Kematian Sesaat
Salah satu warga di lingkungan pondok berduka. Satu anggota keluarga meninggal dunia. Guru mengajak tiga murid untuk melayat. Mereka ingin mengucapkan bela sungkawa kepada keluarga yang sedang berkabung. “Kita akan ikut menghantar sampai pemakaman, ” kata guru. Ketiga murid saling bertatap pandang. Mereka tampak sepakat dengan ajakan guru.
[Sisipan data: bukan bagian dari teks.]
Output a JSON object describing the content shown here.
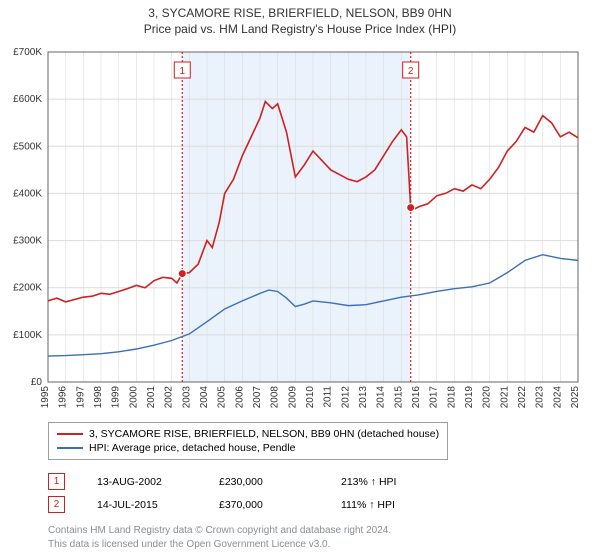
{
  "title_line1": "3, SYCAMORE RISE, BRIERFIELD, NELSON, BB9 0HN",
  "title_line2": "Price paid vs. HM Land Registry's House Price Index (HPI)",
  "chart": {
    "type": "line",
    "background_color": "#ffffff",
    "grid_color": "#dcdcdc",
    "axis_color": "#666666",
    "tick_font_size": 10,
    "x": {
      "labels": [
        "1995",
        "1996",
        "1997",
        "1998",
        "1999",
        "2000",
        "2001",
        "2002",
        "2003",
        "2004",
        "2005",
        "2006",
        "2007",
        "2008",
        "2009",
        "2010",
        "2011",
        "2012",
        "2013",
        "2014",
        "2015",
        "2016",
        "2017",
        "2018",
        "2019",
        "2020",
        "2021",
        "2022",
        "2023",
        "2024",
        "2025"
      ],
      "min": 1995,
      "max": 2025
    },
    "y": {
      "ticks": [
        0,
        100000,
        200000,
        300000,
        400000,
        500000,
        600000,
        700000
      ],
      "labels": [
        "£0",
        "£100K",
        "£200K",
        "£300K",
        "£400K",
        "£500K",
        "£600K",
        "£700K"
      ],
      "min": 0,
      "max": 700000
    },
    "highlight_band": {
      "from": 2002.6,
      "to": 2015.5,
      "fill": "#eaf2fb"
    },
    "series": [
      {
        "name": "price_paid",
        "color": "#d02020",
        "line_width": 1.6,
        "data": [
          [
            1995,
            172000
          ],
          [
            1995.5,
            178000
          ],
          [
            1996,
            170000
          ],
          [
            1996.5,
            175000
          ],
          [
            1997,
            180000
          ],
          [
            1997.5,
            182000
          ],
          [
            1998,
            188000
          ],
          [
            1998.5,
            186000
          ],
          [
            1999,
            192000
          ],
          [
            1999.5,
            198000
          ],
          [
            2000,
            205000
          ],
          [
            2000.5,
            200000
          ],
          [
            2001,
            215000
          ],
          [
            2001.5,
            222000
          ],
          [
            2002,
            220000
          ],
          [
            2002.3,
            210000
          ],
          [
            2002.6,
            230000
          ],
          [
            2003,
            232000
          ],
          [
            2003.5,
            250000
          ],
          [
            2004,
            300000
          ],
          [
            2004.3,
            285000
          ],
          [
            2004.7,
            340000
          ],
          [
            2005,
            400000
          ],
          [
            2005.5,
            430000
          ],
          [
            2006,
            480000
          ],
          [
            2006.5,
            520000
          ],
          [
            2007,
            560000
          ],
          [
            2007.3,
            595000
          ],
          [
            2007.7,
            580000
          ],
          [
            2008,
            590000
          ],
          [
            2008.5,
            530000
          ],
          [
            2009,
            435000
          ],
          [
            2009.5,
            460000
          ],
          [
            2010,
            490000
          ],
          [
            2010.5,
            470000
          ],
          [
            2011,
            450000
          ],
          [
            2011.5,
            440000
          ],
          [
            2012,
            430000
          ],
          [
            2012.5,
            425000
          ],
          [
            2013,
            435000
          ],
          [
            2013.5,
            450000
          ],
          [
            2014,
            480000
          ],
          [
            2014.5,
            510000
          ],
          [
            2015,
            535000
          ],
          [
            2015.3,
            520000
          ],
          [
            2015.53,
            370000
          ],
          [
            2015.8,
            368000
          ],
          [
            2016,
            372000
          ],
          [
            2016.5,
            378000
          ],
          [
            2017,
            395000
          ],
          [
            2017.5,
            400000
          ],
          [
            2018,
            410000
          ],
          [
            2018.5,
            405000
          ],
          [
            2019,
            418000
          ],
          [
            2019.5,
            410000
          ],
          [
            2020,
            430000
          ],
          [
            2020.5,
            455000
          ],
          [
            2021,
            490000
          ],
          [
            2021.5,
            510000
          ],
          [
            2022,
            540000
          ],
          [
            2022.5,
            530000
          ],
          [
            2023,
            565000
          ],
          [
            2023.5,
            550000
          ],
          [
            2024,
            520000
          ],
          [
            2024.5,
            530000
          ],
          [
            2025,
            518000
          ]
        ],
        "markers": [
          {
            "label": "1",
            "x": 2002.6,
            "y": 230000,
            "sale": {
              "date": "13-AUG-2002",
              "price": "£230,000",
              "hpi_rel": "213% ↑ HPI"
            }
          },
          {
            "label": "2",
            "x": 2015.53,
            "y": 370000,
            "sale": {
              "date": "14-JUL-2015",
              "price": "£370,000",
              "hpi_rel": "111% ↑ HPI"
            }
          }
        ]
      },
      {
        "name": "hpi",
        "color": "#3b6fb6",
        "line_width": 1.4,
        "data": [
          [
            1995,
            55000
          ],
          [
            1996,
            56000
          ],
          [
            1997,
            58000
          ],
          [
            1998,
            60000
          ],
          [
            1999,
            64000
          ],
          [
            2000,
            70000
          ],
          [
            2001,
            78000
          ],
          [
            2002,
            88000
          ],
          [
            2003,
            102000
          ],
          [
            2004,
            128000
          ],
          [
            2005,
            155000
          ],
          [
            2006,
            172000
          ],
          [
            2007,
            188000
          ],
          [
            2007.5,
            195000
          ],
          [
            2008,
            192000
          ],
          [
            2008.5,
            178000
          ],
          [
            2009,
            160000
          ],
          [
            2009.5,
            165000
          ],
          [
            2010,
            172000
          ],
          [
            2011,
            168000
          ],
          [
            2012,
            162000
          ],
          [
            2013,
            164000
          ],
          [
            2014,
            172000
          ],
          [
            2015,
            180000
          ],
          [
            2016,
            185000
          ],
          [
            2017,
            192000
          ],
          [
            2018,
            198000
          ],
          [
            2019,
            202000
          ],
          [
            2020,
            210000
          ],
          [
            2021,
            232000
          ],
          [
            2022,
            258000
          ],
          [
            2023,
            270000
          ],
          [
            2024,
            262000
          ],
          [
            2025,
            258000
          ]
        ]
      }
    ]
  },
  "legend": {
    "items": [
      {
        "color": "#d02020",
        "label": "3, SYCAMORE RISE, BRIERFIELD, NELSON, BB9 0HN (detached house)"
      },
      {
        "color": "#3b6fb6",
        "label": "HPI: Average price, detached house, Pendle"
      }
    ]
  },
  "attribution": {
    "l1": "Contains HM Land Registry data © Crown copyright and database right 2024.",
    "l2": "This data is licensed under the Open Government Licence v3.0."
  }
}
Guru dan murid mengiringi prosesi ke peristirahatan terakhir. Saat jenazah diturunkan ke liang lahat, guru bertanya, “Apa yang kalian pikirkan?”. Melihat gelagat para murid yang kesulitan untuk menjawab pertanyaan, guru melanjutkan perkataannya. “Bukankah hidup kita sarat dengan kematian. Ada satu waktu dalam hidup kita yang tidak bisa kita ulangi lagi.”
Ketiga murid kembali bertatap pandang. Mereka saling tuding untuk menjawab wejangan. Tiba-tiba, seorang murid menyahut, “Benar Guru! Jika saya melakukan sesuatu, entah kebaikan maupun keburukan, maka tindakan itu akan lepas dan berlalu dari diri saya. Saya tidak dapat mencabut atau menariknya kembali.” “Benar katamu itu,” tegas guru.
Jadilah kamu manusia yang pada kelahiranmu semua orang tertawa bahagia, dan pada kematianmu semua orang menangis tetapi hanya kamu sendiri yang menangis; sedih, tetapi hanya kamu sendiri yang tersenyum.